Austedo is considered a vesicular monoamine transporter 2 (VMAT2) inhibitor. It reversibly modifies the action of dopamine, serotonin, norepinephrine, and histamine, which are neurotransmitters in the brain. 

Austedo is used to treat chorea

Kerri Setch / Getty Images


Chorea Associated with Huntington's Disease

Austedo is approved for the treatment of chorea associated with Huntington’s disease. This medication is used to control chorea, but it does not cure, reverse, or stop the progression of Huntington’s disease or any other condition. If you stop taking Austedo, symptoms of chorea are expected to return. 
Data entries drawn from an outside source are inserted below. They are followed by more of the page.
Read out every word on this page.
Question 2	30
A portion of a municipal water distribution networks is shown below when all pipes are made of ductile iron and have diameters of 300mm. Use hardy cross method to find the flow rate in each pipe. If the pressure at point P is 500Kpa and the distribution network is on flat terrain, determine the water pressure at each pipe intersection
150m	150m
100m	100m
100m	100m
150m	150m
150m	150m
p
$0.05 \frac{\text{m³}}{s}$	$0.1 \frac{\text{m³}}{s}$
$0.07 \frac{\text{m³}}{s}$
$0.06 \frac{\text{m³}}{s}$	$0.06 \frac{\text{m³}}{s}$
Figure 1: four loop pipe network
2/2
Chorea is a type of recurrent, irregular, abrupt involuntary movement that can affect any part of the body. Generally, chorea is painless, but it is visibly noticeable. Huntington’s disease is a hereditary neurodegenerative condition, and chorea is one of its most prominent symptoms

Chorea in Huntington’s disease is associated with abnormalities of neurotransmitter activity in the basal ganglia and thalamus—areas of the brain that regulate movement. Austedo is believed to reduce chorea as a result of its effects on neurotransmitter activity.

Tardive Dyskinesia

Austedo is also approved by the FDA to treat tardive dyskinesia, a movement disorder that occurs as a side effect of antipsychotic medications. Tardive dyskinesia can appear similar to chorea. Like chorea, tardive dyskinesia is associated with changes in neurotransmitter function in the basal ganglia. 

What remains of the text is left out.